Low-fat dairy consumption reduces systolic blood pressure, but does not improve other metabolic risk parameters in overweight and obese subjects.Nutr Metab Cardiovasc Dis. 2011 May; 21(5):355-61.NM
BACKGROUND AND AIMS
Epidemiological studies have indicated a negative relation between low-fat dairy consumption and the metabolic syndrome. However, evidence from intervention studies is scarce. Our aim was to investigate the effects of daily consumption of low-fat dairy products on metabolic risk parameters in overweight and obese men and women.
METHODS AND RESULTS
Thirty-five healthy subjects (BMI>27 kg/m(2)) consumed low-fat dairy products (500 mL low-fat milk and 150 g low-fat yogurt) or carbohydrate-rich control products (600 mL fruit juice and 3 fruit biscuits) daily for 8 weeks in random order. Compared with the control period, systolic blood pressure was decreased by 2.9 mm Hg (95% confidence interval (CI), -5.5 to -0.3 mm Hg; P=0.027), while the difference in diastolic blood pressure did not reach statistical significance (95% CI, -3.4 to 0.3 mm Hg; P=0.090).

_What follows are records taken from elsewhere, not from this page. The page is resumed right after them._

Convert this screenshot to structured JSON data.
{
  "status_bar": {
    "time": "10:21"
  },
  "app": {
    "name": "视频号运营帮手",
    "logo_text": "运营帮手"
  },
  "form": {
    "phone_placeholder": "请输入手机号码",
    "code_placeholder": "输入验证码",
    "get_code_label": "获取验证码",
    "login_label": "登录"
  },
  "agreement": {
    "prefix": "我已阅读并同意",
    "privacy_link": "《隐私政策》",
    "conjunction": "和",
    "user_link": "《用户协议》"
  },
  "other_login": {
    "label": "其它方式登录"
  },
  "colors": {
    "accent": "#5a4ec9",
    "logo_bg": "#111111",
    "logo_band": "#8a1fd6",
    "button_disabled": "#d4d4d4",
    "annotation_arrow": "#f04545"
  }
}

Low-fat dairy consumption decreased HDL-cholesterol concentrations by 0.04 mmol/L (95% CI, -0.07 to -0.01 mmol/L; P=0.021) and apo A-1 concentrations by 0.04 g/L (95% CI, -0.07 to -0.01 g/L; P=0.016) compared with control. Serum total cholesterol, LDL-cholesterol, apo B, triacylglycerols, non-esterified fatty acids, glucose, insulin, C-reactive protein and plasminogen activator inhibitor-1 were unchanged.
We conclude that in overweight and obese subjects, daily intake of low-fat dairy products for 8 weeks decreased systolic blood pressure, but did not improve other metabolic risk factors related to the metabolic syndrome.